4.Problem-based learning: By following a structure for reviewing cases in which one must participate by posing hypotheses, seeking answers, and incorporating data, one can favor the fact that a fact is linked to another, the process of analysis that must be made of the semiology, heredofamilial antecedents of the patient, is understood, the explanation of relevant data, etc., which will allow the group of students to dialog with each other developing skills for collaborative and communicative work45.
5.Review of cases and clinical records: Work with the training doctor, or the associate doctor. Listening to the analysis of clinical cases will strengthen the doctor’s awareness in deepening in each of the aspects involved in them and which it can learn from others46.
6.Meaningful learning, or the learning of medical procedures before real, simulated, and standardized patients, with whom these procedures are performed daily. With a previous preparation or equipped with a work guide, the student can be taken to situations in which it can practice procedures that require precision and learn sequences of standardized actions with the programmed simulators. One practices questioning or the observation of symptoms and signs of the patient without running greater risks than it may face. This can also mean visiting real patients and always taking care of patient’s safety, without subjecting them to mere learning objects47.

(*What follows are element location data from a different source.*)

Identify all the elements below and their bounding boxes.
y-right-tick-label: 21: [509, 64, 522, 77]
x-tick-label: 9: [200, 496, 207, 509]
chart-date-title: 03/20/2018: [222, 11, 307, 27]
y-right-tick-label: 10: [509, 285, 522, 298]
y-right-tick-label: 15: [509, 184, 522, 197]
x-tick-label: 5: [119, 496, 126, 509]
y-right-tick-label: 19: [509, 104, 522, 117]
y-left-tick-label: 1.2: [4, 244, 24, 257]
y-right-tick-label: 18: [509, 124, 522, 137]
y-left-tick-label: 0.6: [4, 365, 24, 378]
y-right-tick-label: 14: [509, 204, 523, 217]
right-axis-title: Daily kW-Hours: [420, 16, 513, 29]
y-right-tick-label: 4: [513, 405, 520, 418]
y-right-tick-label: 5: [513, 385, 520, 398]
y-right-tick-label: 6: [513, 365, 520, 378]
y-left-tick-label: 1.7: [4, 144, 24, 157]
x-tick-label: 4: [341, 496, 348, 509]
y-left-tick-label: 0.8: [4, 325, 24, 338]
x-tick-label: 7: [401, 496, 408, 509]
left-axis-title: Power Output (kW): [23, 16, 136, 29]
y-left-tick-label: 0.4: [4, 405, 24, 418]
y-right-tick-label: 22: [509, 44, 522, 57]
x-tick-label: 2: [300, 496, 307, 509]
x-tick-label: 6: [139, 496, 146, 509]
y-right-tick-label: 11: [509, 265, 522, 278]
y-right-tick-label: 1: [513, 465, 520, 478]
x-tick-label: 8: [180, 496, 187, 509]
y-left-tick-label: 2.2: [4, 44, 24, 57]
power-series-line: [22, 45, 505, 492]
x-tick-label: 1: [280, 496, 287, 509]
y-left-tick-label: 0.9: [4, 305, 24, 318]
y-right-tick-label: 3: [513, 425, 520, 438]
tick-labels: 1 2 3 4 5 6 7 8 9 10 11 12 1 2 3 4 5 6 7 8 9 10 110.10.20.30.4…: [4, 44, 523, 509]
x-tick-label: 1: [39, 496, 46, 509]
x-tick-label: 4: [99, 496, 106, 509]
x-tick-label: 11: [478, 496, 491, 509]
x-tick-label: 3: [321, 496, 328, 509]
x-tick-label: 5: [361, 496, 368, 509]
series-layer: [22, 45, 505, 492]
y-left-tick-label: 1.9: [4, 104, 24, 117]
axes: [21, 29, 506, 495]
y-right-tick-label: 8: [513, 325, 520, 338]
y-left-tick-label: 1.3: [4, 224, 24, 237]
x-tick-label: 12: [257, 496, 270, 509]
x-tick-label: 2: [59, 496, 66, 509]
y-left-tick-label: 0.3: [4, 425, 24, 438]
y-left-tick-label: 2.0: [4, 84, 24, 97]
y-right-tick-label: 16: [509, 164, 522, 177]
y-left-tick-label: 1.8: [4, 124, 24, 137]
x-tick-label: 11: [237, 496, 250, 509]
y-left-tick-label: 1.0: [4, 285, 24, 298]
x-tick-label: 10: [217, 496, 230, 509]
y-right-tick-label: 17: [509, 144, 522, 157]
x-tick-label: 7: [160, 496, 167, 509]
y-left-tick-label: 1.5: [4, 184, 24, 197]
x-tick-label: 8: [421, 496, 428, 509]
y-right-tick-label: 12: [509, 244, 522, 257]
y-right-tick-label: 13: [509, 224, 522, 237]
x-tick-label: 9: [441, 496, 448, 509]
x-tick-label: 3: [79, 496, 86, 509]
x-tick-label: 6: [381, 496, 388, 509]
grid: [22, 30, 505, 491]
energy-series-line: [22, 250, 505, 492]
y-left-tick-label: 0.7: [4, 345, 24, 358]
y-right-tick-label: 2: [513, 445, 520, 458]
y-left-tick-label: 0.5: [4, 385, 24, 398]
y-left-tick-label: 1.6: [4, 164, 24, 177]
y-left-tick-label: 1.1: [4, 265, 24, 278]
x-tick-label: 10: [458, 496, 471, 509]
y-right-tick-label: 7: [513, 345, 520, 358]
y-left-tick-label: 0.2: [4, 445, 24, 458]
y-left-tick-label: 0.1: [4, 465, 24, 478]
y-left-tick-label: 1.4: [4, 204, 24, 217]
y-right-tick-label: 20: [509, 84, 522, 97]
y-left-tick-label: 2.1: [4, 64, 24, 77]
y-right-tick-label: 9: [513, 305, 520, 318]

The quality of the record of medical care is found in the clinical record, as well as the process of medical evolution as a history, where all of his background transits, as well as the studies were done throughout his care in some hospital center. The Official Mexican Standard NOM-168-SSA1-1998, of the Clinical File, establishes the mandatory scientific, technological, and administrative criteria in the preparation, integration, use, and archiving of the clinical file, being a medical-legal document. The doctor, the nurse, and the administrative staff that handle and insert information must know the ranges of dispositions so as not to commit an illicit or harm to the patient and the norm. Because section 4.4 says: that the clinical file is the set of written, graphic, and imaging documents or of any other type, in which the health personnel must make the records, notes, and certifications corresponding to their intervention, according to sanitary provisions. It must comply with content and reservation guidelines that will only be used exclusively by health personnel and in accordance with the procedures and guidelines of the standard. Therefore, it is necessary for the student to give all the necessary information on the management of the clinical record48.
Conclusion
Medicine in some of their practices has been of total innovation, so many of its methodological and teaching aspects have been modified. In its evolution, it has allowed us to see the horizon through which he has traveled and which medical practice have remained immovable. Teaching medicine has been produced within universities and through principle-based schemes around the world. Non-medical application were postulated by Vygotsky with the concept of the ZPD, and applied to this one, beating Flexner. The way medicine is taught at its core has maintained the most constant transformation in the description of pathologies, the functioning of the systems, the organism and how to predict the evolution of the disease. How and when to refine the diagnosis and how treatment evolves and is applied. Skills have made medicine develop an area of knowledge and experience. Although this practice was already old, it was lost in the division of basic and clinical cycles and has been recently recovered. The clinical method, however, is a discipline that has not changed and that leads the doctor to an accurate diagnosis, even with technology. We believe that this practice in teaching achilles heel and must be stimulated for the doctor to understand the mental process and know of its importance.